Emily Rose Marcus, 1969-2023
In the autumn of 1969, a busted romance left me so devastated I couldn’t bear to return to my empty Manhattan apartment, throwing me on the mercy of three Californians: my old editor in L.A., my born-again brother in San Jose, and most remarkably by far, a Berkeley rockcrit I’d met exactly once. True, Greil Marcus and I had corresponded plenty over the previous months and took to each other quick when we finally met in person the night before he went off to cover Woodstock, where we never laid eyes on each other. So I hoped maybe he’d put me up for a few nights, which he did only if “a few nights" means most of a month.
Of course, “he” was in fact “they”: Greil Marcus and his wife Jenny Marcus, who let me use her car as a loaner and played cards with me when I couldn’t write and did the cooking and, most important by far, brought someone else along every minute—Emily Rose Marcus, who came into this world on December 10, 1969, well after I’d returned to NYC, but was in my heart well before then because one dream that died with that romance was our plan to raise a child. Although a few pals had kids, I’d never witnessed a pregnancy close up and was occasionally thrilled just to put my hand on Jenny’s belly and feel Emily kicking. But it was only a year later, when I was teaching at Cal Arts in L.A. and popping north many weekends, that I got to know Emily, even joining Greil occasionally at the day-care group where she made several lifelong friends. And because I visited the Marcuses often and also, years later, because she attended NYU—she worked for a term or two as my assistant, even helped me put up the CD shelves on the other side of the wall I’m facing as I write this—she became an occasional presence in my life. None of which would mean as much if she wasn’t now tragically gone.

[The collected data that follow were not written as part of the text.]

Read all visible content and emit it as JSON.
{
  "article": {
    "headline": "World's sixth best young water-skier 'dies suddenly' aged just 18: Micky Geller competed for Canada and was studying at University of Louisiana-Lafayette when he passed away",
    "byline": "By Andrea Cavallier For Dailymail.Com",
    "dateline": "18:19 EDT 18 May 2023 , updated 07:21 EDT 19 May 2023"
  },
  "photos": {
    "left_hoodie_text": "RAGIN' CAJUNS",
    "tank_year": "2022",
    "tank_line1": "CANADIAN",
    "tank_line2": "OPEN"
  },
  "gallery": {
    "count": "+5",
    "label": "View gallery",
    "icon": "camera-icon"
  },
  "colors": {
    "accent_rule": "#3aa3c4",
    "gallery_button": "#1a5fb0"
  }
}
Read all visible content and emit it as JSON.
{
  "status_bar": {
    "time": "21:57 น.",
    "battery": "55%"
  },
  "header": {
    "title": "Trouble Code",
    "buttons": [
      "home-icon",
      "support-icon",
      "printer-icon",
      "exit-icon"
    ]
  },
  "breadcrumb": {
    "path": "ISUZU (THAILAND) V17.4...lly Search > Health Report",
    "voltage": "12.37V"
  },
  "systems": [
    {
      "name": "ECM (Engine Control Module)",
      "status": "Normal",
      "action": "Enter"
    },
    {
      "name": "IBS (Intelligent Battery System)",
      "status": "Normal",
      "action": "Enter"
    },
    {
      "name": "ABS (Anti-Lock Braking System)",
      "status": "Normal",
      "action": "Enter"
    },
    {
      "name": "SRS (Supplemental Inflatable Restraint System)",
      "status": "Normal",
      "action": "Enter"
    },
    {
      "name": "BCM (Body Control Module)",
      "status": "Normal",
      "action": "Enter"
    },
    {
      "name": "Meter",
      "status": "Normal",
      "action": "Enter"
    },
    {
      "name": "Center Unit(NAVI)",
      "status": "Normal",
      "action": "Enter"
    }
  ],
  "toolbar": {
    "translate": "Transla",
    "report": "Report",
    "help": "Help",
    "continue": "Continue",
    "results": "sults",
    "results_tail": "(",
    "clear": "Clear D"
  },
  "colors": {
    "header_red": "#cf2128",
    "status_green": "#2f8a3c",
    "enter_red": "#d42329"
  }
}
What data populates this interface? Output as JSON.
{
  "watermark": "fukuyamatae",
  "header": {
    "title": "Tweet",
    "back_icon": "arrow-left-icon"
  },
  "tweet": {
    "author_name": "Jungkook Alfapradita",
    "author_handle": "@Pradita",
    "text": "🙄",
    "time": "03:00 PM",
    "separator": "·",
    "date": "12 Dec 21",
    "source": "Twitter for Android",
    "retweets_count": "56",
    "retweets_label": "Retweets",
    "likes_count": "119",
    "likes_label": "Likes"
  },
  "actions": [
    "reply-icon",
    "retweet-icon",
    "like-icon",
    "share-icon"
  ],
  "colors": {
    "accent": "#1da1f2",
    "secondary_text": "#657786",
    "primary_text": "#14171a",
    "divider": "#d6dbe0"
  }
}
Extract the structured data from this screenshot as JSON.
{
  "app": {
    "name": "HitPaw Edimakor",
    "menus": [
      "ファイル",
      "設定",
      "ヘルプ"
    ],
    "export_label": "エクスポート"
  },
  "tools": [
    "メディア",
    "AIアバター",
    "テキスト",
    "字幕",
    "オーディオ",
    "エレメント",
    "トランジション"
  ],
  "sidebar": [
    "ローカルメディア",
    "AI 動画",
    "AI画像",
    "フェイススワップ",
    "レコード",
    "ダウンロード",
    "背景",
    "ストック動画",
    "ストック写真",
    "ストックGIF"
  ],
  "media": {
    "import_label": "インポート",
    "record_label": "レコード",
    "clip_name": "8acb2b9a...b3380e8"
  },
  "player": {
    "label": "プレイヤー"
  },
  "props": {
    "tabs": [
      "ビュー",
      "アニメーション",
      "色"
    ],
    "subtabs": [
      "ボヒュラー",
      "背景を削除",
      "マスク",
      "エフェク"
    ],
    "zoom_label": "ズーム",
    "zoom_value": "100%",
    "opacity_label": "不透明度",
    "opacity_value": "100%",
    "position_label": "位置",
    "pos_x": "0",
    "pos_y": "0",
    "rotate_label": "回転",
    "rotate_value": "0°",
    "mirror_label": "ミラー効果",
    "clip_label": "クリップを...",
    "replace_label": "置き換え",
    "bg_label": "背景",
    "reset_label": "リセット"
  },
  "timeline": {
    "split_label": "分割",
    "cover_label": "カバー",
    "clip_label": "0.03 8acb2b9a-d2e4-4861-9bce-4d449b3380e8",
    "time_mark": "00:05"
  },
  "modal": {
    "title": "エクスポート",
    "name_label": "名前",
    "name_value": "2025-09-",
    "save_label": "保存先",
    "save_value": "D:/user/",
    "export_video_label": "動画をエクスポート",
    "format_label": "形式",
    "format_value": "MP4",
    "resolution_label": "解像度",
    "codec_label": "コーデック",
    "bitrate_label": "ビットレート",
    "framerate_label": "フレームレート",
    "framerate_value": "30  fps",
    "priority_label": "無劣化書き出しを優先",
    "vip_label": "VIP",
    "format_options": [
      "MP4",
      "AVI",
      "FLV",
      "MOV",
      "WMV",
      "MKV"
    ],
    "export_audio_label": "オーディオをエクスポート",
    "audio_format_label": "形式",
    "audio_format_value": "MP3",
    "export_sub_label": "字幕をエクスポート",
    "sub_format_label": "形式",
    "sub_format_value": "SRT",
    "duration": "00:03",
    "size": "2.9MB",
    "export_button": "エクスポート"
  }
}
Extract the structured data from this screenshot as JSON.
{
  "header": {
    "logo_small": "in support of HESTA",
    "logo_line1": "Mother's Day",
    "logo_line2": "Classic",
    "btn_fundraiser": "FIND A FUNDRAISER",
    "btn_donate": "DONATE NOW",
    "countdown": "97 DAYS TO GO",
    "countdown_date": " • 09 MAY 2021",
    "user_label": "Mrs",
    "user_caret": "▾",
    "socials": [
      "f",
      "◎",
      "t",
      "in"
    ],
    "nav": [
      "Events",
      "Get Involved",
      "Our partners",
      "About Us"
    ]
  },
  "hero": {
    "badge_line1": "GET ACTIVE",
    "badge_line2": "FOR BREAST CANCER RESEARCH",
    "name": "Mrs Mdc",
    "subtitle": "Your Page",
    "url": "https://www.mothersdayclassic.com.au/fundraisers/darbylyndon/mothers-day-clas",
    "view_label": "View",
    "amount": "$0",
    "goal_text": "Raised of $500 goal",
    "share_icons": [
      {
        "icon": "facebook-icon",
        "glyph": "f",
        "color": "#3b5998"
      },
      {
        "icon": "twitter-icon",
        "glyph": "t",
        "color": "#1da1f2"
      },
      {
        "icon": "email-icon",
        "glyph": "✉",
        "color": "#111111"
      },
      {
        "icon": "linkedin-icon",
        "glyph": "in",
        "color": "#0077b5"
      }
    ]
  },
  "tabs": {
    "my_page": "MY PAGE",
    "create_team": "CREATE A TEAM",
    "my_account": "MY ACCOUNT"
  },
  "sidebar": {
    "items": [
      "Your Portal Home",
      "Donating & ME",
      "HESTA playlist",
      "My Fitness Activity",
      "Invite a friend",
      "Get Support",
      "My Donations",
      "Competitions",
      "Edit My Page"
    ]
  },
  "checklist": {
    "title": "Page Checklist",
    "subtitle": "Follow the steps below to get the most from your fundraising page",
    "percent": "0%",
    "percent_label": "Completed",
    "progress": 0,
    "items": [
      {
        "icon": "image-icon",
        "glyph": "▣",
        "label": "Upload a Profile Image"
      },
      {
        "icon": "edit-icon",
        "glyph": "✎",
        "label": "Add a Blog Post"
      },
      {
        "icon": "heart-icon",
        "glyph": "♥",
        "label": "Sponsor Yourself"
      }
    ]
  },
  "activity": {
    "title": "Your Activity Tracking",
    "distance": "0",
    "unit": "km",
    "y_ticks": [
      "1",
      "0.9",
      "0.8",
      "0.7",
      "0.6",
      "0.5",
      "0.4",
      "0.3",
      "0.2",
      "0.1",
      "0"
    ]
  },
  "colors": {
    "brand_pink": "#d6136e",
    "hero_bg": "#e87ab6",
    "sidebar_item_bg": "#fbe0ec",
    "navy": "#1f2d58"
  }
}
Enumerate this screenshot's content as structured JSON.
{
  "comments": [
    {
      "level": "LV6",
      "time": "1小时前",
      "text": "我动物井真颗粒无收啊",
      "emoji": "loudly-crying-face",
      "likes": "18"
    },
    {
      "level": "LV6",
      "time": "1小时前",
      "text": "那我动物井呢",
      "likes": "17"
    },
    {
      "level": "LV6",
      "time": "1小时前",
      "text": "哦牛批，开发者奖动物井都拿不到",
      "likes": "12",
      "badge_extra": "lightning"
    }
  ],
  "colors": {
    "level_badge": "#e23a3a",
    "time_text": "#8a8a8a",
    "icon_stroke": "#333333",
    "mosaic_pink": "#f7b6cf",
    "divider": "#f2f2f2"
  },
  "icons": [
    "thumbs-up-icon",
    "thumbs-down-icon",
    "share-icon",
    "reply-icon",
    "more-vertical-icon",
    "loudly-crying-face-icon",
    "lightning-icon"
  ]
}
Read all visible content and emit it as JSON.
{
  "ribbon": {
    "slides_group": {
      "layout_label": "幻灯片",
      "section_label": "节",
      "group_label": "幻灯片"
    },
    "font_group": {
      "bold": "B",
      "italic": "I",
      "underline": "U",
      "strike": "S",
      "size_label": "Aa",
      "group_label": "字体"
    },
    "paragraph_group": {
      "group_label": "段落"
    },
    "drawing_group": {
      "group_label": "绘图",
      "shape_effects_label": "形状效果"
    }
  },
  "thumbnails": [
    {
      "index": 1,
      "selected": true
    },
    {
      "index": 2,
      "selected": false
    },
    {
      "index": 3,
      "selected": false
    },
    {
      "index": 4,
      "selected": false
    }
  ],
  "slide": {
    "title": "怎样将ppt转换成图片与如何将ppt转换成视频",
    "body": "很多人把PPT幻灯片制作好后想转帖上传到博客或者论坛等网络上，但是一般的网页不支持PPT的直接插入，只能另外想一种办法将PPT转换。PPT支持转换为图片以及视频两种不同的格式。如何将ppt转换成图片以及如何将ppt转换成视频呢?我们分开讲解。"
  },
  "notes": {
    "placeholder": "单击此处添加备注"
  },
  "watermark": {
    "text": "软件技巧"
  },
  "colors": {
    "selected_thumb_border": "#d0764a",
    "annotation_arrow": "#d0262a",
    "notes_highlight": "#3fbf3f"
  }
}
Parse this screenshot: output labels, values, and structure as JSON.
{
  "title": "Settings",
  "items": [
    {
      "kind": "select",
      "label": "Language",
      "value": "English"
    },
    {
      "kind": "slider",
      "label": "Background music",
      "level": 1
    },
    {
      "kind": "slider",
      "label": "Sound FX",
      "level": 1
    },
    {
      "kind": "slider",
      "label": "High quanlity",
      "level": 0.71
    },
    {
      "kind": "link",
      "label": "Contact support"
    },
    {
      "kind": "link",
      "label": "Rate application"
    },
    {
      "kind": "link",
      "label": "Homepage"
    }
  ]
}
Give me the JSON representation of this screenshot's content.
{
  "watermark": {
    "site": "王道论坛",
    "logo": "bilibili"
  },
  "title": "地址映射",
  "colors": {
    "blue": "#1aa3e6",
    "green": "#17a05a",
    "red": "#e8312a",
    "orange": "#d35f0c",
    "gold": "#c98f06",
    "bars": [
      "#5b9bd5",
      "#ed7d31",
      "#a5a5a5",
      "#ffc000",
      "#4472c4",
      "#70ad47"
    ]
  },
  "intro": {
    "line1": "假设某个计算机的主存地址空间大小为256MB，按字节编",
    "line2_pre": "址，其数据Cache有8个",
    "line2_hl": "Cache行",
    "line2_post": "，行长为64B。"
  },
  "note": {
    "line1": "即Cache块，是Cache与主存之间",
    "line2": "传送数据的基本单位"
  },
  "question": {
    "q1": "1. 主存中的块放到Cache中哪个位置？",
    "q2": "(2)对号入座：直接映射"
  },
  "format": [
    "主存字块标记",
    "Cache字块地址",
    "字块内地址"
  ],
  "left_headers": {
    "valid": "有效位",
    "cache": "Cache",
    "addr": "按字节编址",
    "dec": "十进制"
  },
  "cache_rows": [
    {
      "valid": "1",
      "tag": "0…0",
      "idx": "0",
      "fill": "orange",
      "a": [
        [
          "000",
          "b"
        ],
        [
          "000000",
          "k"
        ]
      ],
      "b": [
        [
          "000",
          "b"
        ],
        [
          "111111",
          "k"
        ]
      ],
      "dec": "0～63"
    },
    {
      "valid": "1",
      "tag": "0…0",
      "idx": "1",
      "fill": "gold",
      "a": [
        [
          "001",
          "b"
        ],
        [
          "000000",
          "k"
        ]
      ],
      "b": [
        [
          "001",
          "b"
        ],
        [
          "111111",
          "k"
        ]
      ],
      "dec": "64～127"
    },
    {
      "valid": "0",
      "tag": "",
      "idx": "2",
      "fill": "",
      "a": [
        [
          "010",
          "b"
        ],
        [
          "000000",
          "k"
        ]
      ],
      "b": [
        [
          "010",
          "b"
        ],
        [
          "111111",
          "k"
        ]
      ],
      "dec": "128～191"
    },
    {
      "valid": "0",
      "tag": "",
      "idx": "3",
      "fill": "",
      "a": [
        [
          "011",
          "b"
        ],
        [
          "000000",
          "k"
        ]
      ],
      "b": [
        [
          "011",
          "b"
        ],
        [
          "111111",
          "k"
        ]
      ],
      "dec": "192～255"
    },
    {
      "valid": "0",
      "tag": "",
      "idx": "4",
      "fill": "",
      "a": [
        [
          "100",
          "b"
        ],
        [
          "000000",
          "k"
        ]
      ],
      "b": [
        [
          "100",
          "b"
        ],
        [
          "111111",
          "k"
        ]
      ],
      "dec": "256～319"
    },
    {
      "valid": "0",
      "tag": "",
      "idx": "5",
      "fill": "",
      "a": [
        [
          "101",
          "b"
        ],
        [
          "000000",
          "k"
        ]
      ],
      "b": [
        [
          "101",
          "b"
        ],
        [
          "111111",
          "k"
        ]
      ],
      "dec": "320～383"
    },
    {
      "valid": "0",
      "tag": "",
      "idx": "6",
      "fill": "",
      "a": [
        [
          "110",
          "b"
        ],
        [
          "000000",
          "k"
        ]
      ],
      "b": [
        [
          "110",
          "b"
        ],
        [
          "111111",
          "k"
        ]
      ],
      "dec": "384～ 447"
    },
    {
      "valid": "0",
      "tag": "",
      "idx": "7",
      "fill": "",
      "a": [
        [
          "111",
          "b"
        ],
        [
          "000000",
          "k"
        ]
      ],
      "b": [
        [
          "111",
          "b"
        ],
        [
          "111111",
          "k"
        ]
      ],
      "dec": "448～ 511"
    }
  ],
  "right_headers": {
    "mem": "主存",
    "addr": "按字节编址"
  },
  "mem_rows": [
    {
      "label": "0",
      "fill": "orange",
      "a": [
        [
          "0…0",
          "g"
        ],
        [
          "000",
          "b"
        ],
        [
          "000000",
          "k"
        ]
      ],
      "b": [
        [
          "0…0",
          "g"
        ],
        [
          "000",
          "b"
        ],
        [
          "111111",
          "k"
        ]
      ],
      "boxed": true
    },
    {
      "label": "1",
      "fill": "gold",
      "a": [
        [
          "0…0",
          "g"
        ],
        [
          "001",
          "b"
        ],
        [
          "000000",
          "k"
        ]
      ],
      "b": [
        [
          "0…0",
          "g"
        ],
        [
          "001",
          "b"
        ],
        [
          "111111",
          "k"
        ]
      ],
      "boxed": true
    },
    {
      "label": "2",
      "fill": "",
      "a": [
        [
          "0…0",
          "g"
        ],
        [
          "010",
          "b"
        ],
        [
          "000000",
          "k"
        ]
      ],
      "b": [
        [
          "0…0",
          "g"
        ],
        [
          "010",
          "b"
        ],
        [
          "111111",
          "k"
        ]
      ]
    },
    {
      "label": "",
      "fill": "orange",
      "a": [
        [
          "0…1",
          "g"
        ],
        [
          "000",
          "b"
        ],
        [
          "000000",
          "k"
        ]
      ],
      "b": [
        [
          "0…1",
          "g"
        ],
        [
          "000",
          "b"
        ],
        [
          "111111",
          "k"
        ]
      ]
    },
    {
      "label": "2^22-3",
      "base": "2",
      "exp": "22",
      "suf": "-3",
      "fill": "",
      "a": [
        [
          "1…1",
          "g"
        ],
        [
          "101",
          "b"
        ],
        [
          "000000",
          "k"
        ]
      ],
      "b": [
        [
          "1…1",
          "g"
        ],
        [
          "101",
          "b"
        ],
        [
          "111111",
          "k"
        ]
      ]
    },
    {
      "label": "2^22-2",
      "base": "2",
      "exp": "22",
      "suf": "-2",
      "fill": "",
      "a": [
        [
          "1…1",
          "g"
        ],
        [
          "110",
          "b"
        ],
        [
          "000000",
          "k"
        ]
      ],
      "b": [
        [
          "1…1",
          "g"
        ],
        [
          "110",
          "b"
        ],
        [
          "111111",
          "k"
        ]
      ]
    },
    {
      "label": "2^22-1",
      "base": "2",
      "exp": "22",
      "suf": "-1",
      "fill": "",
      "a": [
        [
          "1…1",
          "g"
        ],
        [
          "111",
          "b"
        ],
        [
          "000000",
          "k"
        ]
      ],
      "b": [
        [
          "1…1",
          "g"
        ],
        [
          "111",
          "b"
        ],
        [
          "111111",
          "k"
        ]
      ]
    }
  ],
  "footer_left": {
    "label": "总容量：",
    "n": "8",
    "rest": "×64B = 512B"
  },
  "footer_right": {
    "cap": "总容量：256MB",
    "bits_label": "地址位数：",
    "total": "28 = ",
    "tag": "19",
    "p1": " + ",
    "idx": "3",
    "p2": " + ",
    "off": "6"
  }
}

Emily remained a New Yorker through the ‘90s but in 2004 returned to the Bay Area, where she worked in both the arts and the restaurant business, particularly that flagship of Calfornia cuisine Chez Panisse, and because I no longer visited the Bay Area regularly I kept up with her mostly via news from Greil and Jenny and a few mutual friends. So in September of 2020 I was shocked to learn that she’d been diagnosed with appendiceal cancer her doctors believed would be fatal. Appalled though I was that this 50-year-old woman I’d known all her life was expected to leave this earth too soon, I was doubly shocked by the timing and mechanics of her diagnosis. September 2020 was the apex of the pandemic—pre-vaccine by months in an overwhelmed medical system where practitioners were reluctant even to examine patients for any symptom that didn’t present itself as grave. So when Emily began suffering abdominal pain in June she couldn’t find a doctor who’d diagnose her in person. It was months before she located a physical therapist willing to treat her—a physical therapist who as I understand the story palpated the afflicted area and immediately called an ambulance. At the hospital Emily was told she had cancer not of the stomach but of the appendix, an affliction so rare that few treatments are even posited. So in my view, Emily is a victim of not just a deadly cancer but of Covid and a dysfunctional medical system.
The struggle that followed this terrible news is above all a tribute to Emily Marcus, who refused to stop living her life just because she’d been hit with a death sentence. But it’s also a tribute to her immediate and extended family—above all Jenny, whose own health all of us who love her worry about, in part because for the first half of 2022 Greil was battling off cardiac crises that at several junctures were literally life-or-death themselves, as he’s indicated in the Letter in the Ether Substack he finally launched on November 30. The only time I’ve seen Emily post-cancer was via a Zoom bat mitzvah in Minneapolis for her niece Pearl, when she came up to offer her tribute and I suddenly found myself crying. But I’ve never stopped following her saga. For most of this period, fortified by serious painkillers, Emily insisted on living with her cat Pippa in her longtime Oakland apartment, which she redesigned and redecorated. She bought new clothes and patronized the beauty parlor. She read novels and visited museums. She traveled with old friends to the Marcuses’ longtime vacation haunts in Hawaii and with her sister Cecily to New York City. She lived.
But in her last hour on January 31, I’m told, Emily donned one of her favorite outfits, put on some makeup, and lay down to die. May we all prove so stalwart. If you’d like to know what Greil has to say about his heartbreaking loss, the obituary he posted on his Substack is where to start.